Ole Gunnar Solskjaer should be able to call on Anthony Martial and Romelu Lukaku at Molineux
For that reason, it is the manager himself who will be under scrutiny in this game. Though victory would be important in the race for the Champions League places, there are more than three points at stake. As well as Solskjaer has done and even after being awarded a three-year contract as a reward for his promising start, there are boxes still left to tick.
Losing to the same opponents, in the same stadium, in the same manner, would be a miserable way to mark the first away game since his appointment. Adapting the approach to find a different solution to the problem posed by a strong side would be the next step for Solskjaer - and provide the perfect riposte to the criticism levelled at him by Van Gaal.
The manager's view: Ole Gunnar Solskjaer
"We just have to go into the next seven games with the same attitude. We went into games with nothing to lose, let's go for it and see where it takes us, so now we have got into this position it just means carrying on. Don't change your approach on how to attack games."
The opposition's view: Nuno Espirito Santo
"That was a big moment, but [Tuesday] is totally different. We competed well. We were very organised and we have to do it again because it will require a lot from us. Every time we face a team like Manchester United we have to be ready to compete."

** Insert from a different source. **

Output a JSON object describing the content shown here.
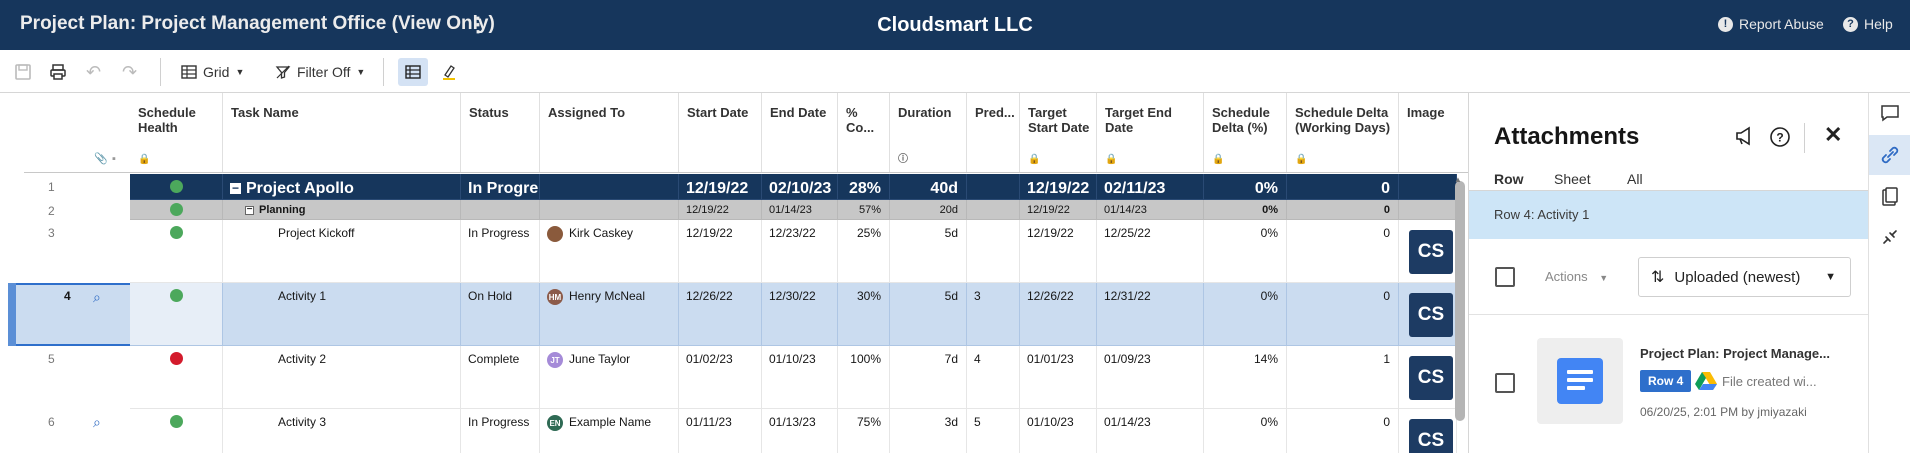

The player's view: Phil Jones
"Everyone can see what he has done and how he wants to play since he's come in, and we've shown that in quite a few games. It's positive and we are all looking forward. We've shown good character under Ole and we need to continue that."
The legend's view: David Beckham
"He has done an incredible job so he deserves the contract he has got. He is loved by the fans and the players and everyone else at the club. He has done a great job and it will continue because real fans love him. It's great for the club and great for him."
The Sunday Supplement view: Jason Burt, chief football correspondent, the Telegraph
"Whatever you say, this is still a huge job for someone like Solskjaer to take on board. He has done all the right things so far, but now he has some very hard decisions to make as well about the what happens about the future of the club."